Jason McCoombs

Personal information
- Born: April 24, 1993 (age 33) Dartmouth, Nova Scotia, Canada

Sport
- Sport: Canoeing
- Event(s): C-1 500m, C-1 200m
- Club: Banook Canoe Club

Medal record
World Championships
| Bronze medal – third place | 2013 Duisburg | 4 x C–1 200 m |
U23 World Championships
| Silver medal – second place | 2013 Niagara | C-1 200 m |
Pan American Games
| Silver medal – second place | 2015 Toronto | C-1 200 m |
Junior Pan American Championships
| Gold medal – first place | 2010 Mexico | C-1 200 m |
| Gold medal – first place | 2010 Mexico | C-1 500 m |
| Gold medal – first place | 2010 Mexico | C-2 200 m |
| Silver medal – second place | 2010 Mexico | C-1 1000 m |
| Silver medal – second place | 2010 Mexico | C-4 1000 m |
Canada Games
| Gold medal – first place | 2009 Charlottetown | C-1 200 m |
| Gold medal – first place | 2009 Charlottetown | C-1 500 m |
| Gold medal – first place | 2009 Charlottetown | C-2 1000 m |

= Jason McCoombs =

Canadian canoeist (born 1993)

Jason McCoombs (born April 24, 1993) is a Canadian sprint canoeist.

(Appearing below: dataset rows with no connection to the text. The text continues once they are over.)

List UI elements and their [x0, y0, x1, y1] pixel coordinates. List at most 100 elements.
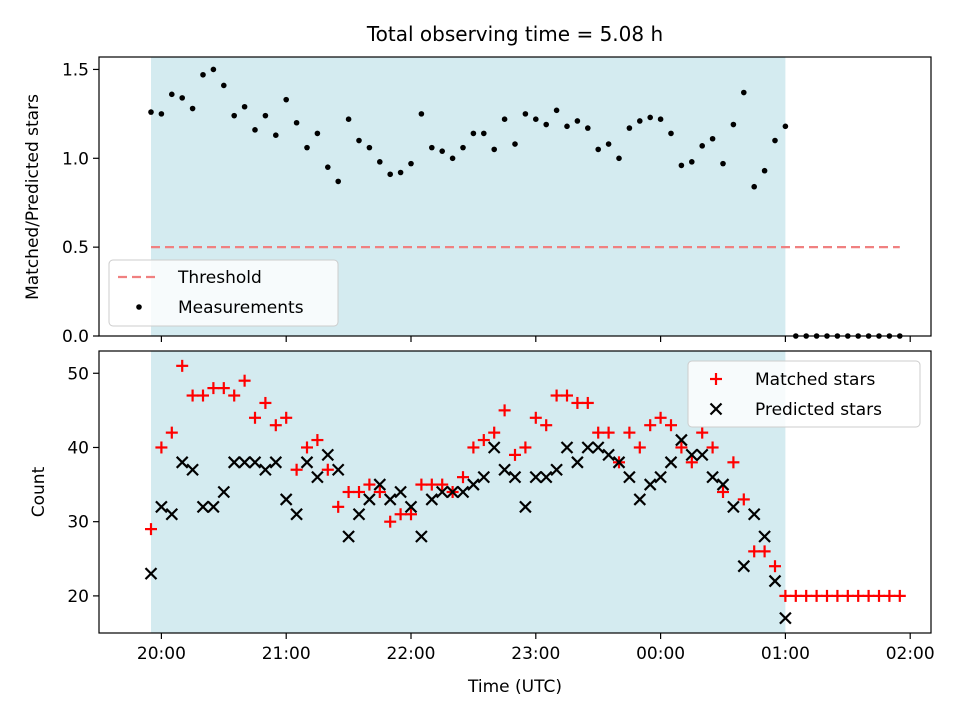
predicted-point: [435, 485, 449, 499]
cross-b: [498, 463, 511, 477]
measurement-point: [491, 146, 498, 153]
predicted-point: [581, 441, 595, 454]
matched-point: [581, 396, 594, 409]
top-panel: Total observing time = 5.08 h 0.0 0.5 1.0 1…: [23, 22, 932, 347]
matched-point: [155, 441, 168, 454]
cross-b: [363, 493, 376, 506]
matched-point: [321, 463, 334, 476]
predicted-point: [227, 456, 241, 469]
matched-point: [332, 500, 345, 513]
y-tick-label: 1.5: [62, 60, 89, 80]
cross-b: [331, 463, 345, 477]
predicted-point: [331, 463, 345, 477]
bottom-matched-points: [145, 359, 906, 602]
measurement-point: [158, 111, 165, 117]
cross-b: [446, 485, 459, 499]
cross-b: [654, 470, 667, 484]
predicted-point: [612, 456, 626, 469]
matched-point: [425, 478, 438, 491]
predicted-point: [269, 456, 283, 469]
predicted-point: [446, 485, 459, 499]
x-tick-label: 01:00: [761, 644, 810, 664]
predicted-point: [321, 448, 335, 462]
y-tick-label: 0.0: [62, 327, 89, 347]
bottom-y-axis-label: Count: [29, 466, 49, 517]
predicted-point: [550, 463, 563, 477]
matched-point: [810, 589, 823, 602]
cross-b: [238, 456, 251, 469]
predicted-point: [238, 456, 251, 469]
predicted-point: [747, 507, 761, 521]
x-tick-label: 22:00: [387, 644, 436, 664]
cross-b: [311, 470, 324, 484]
matched-point: [415, 478, 428, 491]
predicted-point: [602, 448, 615, 462]
predicted-point: [487, 441, 501, 454]
measurement-point: [585, 125, 591, 131]
cross-b: [217, 485, 231, 499]
matched-point: [176, 359, 189, 372]
measurement-point: [637, 118, 643, 124]
measurement-point: [387, 171, 394, 178]
matched-point: [758, 545, 771, 558]
measurement-point: [574, 118, 581, 124]
cross-b: [155, 500, 168, 514]
measurement-point: [553, 107, 560, 114]
measurement-point: [699, 143, 705, 149]
matched-point: [259, 396, 272, 409]
cross-b: [508, 470, 522, 484]
measurement-point: [689, 159, 695, 165]
bottom-axes-frame: [98, 350, 932, 634]
matched-point: [644, 419, 657, 432]
predicted-point: [727, 500, 740, 514]
predicted-point: [675, 433, 688, 447]
measurement-point: [741, 89, 747, 96]
predicted-point: [654, 470, 667, 484]
matched-point: [457, 471, 469, 484]
measurement-point: [449, 155, 456, 162]
y-tick-label: 20: [67, 587, 89, 607]
matched-point: [821, 589, 833, 602]
measurement-point: [512, 141, 518, 147]
predicted-point: [519, 500, 532, 514]
top-legend: Threshold Measurements: [108, 259, 339, 327]
matched-point: [706, 441, 719, 454]
predicted-point: [363, 493, 376, 506]
cross-b: [352, 507, 366, 521]
top-legend-threshold-label: Threshold: [177, 268, 262, 288]
predicted-point: [165, 507, 179, 521]
matched-point: [529, 411, 542, 424]
cross-b: [425, 493, 439, 506]
matched-point: [769, 560, 781, 573]
cross-b: [706, 470, 719, 484]
cross-b: [342, 530, 355, 543]
measurement-point: [189, 105, 196, 112]
measurement-point: [626, 125, 633, 131]
cross-b: [248, 456, 262, 469]
measurement-point: [273, 132, 279, 138]
predicted-point: [425, 493, 439, 506]
cross-b: [165, 507, 179, 521]
matched-point: [862, 589, 875, 602]
matched-point: [197, 389, 209, 402]
predicted-point: [768, 574, 782, 588]
top-axes-frame: [98, 56, 932, 337]
matched-point: [363, 478, 376, 491]
matched-point: [540, 419, 553, 432]
x-tick-label: 02:00: [886, 644, 935, 664]
x-tick-label: 20:00: [137, 644, 186, 664]
predicted-point: [373, 478, 387, 491]
measurement-point: [761, 167, 768, 174]
matched-point: [717, 486, 729, 498]
cross-b: [259, 463, 272, 477]
cross-b: [758, 530, 771, 543]
y-tick-label: 0.5: [62, 238, 89, 258]
cross-b: [709, 402, 723, 416]
matched-point: [893, 589, 906, 602]
matched-point: [311, 434, 324, 447]
y-tick-label: 30: [67, 513, 89, 533]
measurement-point: [252, 127, 258, 133]
cross-b: [269, 456, 283, 469]
legend-plus: [710, 373, 722, 385]
predicted-point: [758, 530, 771, 543]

His home club is the Banook Canoe Club in Dartmouth, Nova Scotia, Canada. As a 16-year-old at the 2009 Canada Games McCoombs represented Nova Scotia where he won three gold medals, two individually in the 200 and 500 m, as well as one in the C-2 1000 m. He won another three gold medals at the 2010 Junior Pan American Canoe Championships in Mexico in the C-1 200m, 500m and the C-2 200m. In addition he won two silver medals in the C-1 1000m and C-4 1000m.

McCoombs competed at the 2012 Summer Olympics in the C-1 200 metres event placing 12th. At the 2013 Under-23 World Championships in Niagara he claimed the silver medal in the C-1 200m.